Definition: The statement of partner’s capital is a financial report that shows the changes in total partners’ capital accounts during an accounting period. In other words, it’s a financial statement that reports the increases and decreases in the partners’ accounts over the course of a period.
What Does Statement of Partner’s Equity Mean?
Similar to the statement of owner’s equity, the statement of partner’s equity is a short financial report that only lists a few different types of transactions that affect the equity accounts. Unlike the owner’s equity report, the partner’s equity is only used for partnerships. Thus, it uses net income or and the partner contributions and distributions throughout the year to calculate the ending capital balance. Here is the basic partner’s equity equation.

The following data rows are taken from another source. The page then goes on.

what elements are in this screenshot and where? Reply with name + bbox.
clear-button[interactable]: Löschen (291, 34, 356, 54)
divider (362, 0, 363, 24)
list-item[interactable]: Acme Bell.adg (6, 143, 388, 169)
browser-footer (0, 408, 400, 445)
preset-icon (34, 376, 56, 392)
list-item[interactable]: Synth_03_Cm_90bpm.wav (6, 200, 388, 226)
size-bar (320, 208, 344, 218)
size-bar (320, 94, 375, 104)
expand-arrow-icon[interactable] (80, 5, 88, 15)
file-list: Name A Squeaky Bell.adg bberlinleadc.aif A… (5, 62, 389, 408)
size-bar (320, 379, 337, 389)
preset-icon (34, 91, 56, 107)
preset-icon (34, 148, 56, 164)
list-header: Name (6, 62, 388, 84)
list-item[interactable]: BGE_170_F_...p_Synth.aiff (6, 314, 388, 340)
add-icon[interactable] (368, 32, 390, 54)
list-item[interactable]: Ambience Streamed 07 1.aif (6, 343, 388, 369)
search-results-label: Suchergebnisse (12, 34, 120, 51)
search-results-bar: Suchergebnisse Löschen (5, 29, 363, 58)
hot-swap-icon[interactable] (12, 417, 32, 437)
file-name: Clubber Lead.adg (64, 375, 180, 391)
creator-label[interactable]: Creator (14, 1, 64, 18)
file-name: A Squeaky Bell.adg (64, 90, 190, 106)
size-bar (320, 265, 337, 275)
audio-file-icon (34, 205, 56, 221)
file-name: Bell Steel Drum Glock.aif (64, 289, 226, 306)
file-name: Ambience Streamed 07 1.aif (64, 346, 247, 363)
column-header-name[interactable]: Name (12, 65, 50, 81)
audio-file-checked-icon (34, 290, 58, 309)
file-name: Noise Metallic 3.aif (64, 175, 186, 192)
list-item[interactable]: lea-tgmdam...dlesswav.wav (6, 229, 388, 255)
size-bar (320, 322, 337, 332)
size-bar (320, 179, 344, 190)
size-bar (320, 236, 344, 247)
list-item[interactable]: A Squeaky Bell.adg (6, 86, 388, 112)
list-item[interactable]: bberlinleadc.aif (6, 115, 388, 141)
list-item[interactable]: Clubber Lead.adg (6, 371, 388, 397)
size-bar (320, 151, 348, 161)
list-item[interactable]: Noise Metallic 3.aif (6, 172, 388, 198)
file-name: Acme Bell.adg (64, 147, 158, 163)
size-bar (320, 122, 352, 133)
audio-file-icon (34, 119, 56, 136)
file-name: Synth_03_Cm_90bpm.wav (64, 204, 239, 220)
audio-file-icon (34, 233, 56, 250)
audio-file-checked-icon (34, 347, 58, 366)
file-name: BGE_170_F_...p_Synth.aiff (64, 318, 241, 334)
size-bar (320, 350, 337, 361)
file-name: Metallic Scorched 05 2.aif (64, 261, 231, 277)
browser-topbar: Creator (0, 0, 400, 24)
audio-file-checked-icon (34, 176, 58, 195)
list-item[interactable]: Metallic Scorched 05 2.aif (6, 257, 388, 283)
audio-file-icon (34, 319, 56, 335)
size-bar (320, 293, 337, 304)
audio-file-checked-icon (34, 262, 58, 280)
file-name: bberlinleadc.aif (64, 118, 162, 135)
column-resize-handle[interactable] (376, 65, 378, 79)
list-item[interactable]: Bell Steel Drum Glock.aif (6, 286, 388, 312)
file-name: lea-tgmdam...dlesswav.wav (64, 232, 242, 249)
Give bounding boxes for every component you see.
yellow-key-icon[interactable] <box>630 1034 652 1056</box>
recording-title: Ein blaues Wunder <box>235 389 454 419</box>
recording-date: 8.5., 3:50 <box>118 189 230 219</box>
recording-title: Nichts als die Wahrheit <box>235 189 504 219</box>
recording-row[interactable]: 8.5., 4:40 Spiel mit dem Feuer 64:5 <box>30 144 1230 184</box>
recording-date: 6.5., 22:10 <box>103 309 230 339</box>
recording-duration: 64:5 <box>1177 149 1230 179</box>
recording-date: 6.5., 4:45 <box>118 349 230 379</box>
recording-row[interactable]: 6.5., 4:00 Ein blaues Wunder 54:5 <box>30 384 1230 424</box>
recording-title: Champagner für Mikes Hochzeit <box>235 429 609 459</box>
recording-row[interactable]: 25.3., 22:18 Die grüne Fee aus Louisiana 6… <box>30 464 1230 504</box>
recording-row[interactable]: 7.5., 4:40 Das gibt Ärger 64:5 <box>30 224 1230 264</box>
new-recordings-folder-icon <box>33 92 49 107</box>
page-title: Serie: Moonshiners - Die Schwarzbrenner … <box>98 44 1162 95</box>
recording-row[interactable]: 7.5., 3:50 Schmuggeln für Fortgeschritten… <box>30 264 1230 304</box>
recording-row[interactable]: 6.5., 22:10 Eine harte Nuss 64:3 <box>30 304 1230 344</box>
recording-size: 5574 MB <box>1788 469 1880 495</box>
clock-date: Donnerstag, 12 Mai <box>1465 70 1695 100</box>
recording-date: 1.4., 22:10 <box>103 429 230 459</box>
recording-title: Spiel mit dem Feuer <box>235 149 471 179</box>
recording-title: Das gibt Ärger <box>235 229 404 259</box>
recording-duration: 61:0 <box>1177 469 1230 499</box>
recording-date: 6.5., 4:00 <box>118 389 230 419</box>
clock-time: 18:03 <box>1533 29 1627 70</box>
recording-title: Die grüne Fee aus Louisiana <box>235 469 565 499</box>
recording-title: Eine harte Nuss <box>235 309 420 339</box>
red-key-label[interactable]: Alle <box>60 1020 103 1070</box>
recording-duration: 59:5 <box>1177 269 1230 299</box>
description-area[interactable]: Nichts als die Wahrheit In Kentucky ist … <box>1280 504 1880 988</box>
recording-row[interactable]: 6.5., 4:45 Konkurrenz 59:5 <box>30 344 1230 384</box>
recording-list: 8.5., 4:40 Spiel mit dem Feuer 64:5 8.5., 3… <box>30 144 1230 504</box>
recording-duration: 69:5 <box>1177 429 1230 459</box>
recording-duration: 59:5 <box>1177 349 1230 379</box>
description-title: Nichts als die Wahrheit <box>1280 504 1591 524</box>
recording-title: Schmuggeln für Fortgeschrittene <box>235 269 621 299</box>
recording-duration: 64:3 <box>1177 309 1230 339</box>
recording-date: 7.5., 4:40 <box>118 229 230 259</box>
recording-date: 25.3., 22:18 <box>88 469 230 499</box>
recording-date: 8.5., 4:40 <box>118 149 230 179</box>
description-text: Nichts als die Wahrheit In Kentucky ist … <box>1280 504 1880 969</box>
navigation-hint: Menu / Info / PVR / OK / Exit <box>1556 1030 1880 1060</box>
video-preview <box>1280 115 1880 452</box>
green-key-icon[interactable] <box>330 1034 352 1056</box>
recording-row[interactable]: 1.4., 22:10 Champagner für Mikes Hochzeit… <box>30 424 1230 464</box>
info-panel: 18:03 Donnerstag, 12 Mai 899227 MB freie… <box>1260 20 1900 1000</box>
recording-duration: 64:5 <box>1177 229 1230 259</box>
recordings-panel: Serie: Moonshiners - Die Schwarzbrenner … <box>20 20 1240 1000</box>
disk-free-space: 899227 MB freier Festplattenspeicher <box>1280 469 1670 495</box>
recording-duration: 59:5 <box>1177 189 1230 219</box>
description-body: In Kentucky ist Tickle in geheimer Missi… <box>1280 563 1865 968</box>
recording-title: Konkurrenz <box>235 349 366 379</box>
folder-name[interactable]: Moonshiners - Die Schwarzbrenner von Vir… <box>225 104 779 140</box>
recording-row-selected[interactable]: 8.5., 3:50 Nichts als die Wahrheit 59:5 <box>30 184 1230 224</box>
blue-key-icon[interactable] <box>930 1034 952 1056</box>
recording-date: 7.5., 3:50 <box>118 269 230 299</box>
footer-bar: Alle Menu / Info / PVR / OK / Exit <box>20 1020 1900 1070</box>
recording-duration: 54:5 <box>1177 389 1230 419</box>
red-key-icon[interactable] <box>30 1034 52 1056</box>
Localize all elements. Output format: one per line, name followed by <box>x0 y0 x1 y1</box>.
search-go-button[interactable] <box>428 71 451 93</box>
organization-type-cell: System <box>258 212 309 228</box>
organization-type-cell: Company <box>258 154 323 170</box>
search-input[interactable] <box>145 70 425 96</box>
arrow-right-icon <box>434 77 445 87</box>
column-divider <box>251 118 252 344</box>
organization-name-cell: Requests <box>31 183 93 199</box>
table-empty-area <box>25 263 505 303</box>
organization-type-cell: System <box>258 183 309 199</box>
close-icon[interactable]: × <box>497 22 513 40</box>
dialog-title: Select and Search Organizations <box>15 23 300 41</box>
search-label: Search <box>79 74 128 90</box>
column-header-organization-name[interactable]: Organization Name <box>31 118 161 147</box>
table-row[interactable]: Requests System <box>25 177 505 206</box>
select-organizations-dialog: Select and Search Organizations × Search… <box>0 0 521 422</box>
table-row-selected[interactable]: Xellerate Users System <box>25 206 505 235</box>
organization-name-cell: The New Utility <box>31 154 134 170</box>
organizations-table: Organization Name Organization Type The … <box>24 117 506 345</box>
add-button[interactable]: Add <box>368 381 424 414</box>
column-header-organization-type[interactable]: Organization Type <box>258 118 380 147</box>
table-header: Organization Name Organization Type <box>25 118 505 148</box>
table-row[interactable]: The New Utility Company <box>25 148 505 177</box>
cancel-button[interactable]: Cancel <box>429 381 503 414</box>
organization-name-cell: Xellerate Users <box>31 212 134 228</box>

- Beginning Capital balance
- Net income
- Partner’s contributions
- Net loss
- Partner’s distributions
- Ending Capital balance
The beginning balance is always derived from the previous year’s ending capital account. Obviously, the first year the partnership is started, there will not be a beginning balance in the capital accounts. After the first year, the ending balance is always carried forward to the following year and becomes the future year’s beginning balance.
Let’s take a look at an example.
Mac’s Repair Shop, LLC is an auto body shop in downtown San Francisco that was started this year with Tim and Paul’s investment of $20,000. During the year, the company make a profit of $10,000 and Tim decided to withdrawal $10,000 from the company to pay for her living expenses. The statement of partner’s equity would calculate the ending capital balance of $20,000 (0 + $20,000 + $10,000 – $10,000). This ending balance will be carried forward to the following year as the future beginning balance.
Keep in mind that this report doesn’t keep track of the individual partners’ capital account. It only reports the changes to total company-wide equity and capital levels.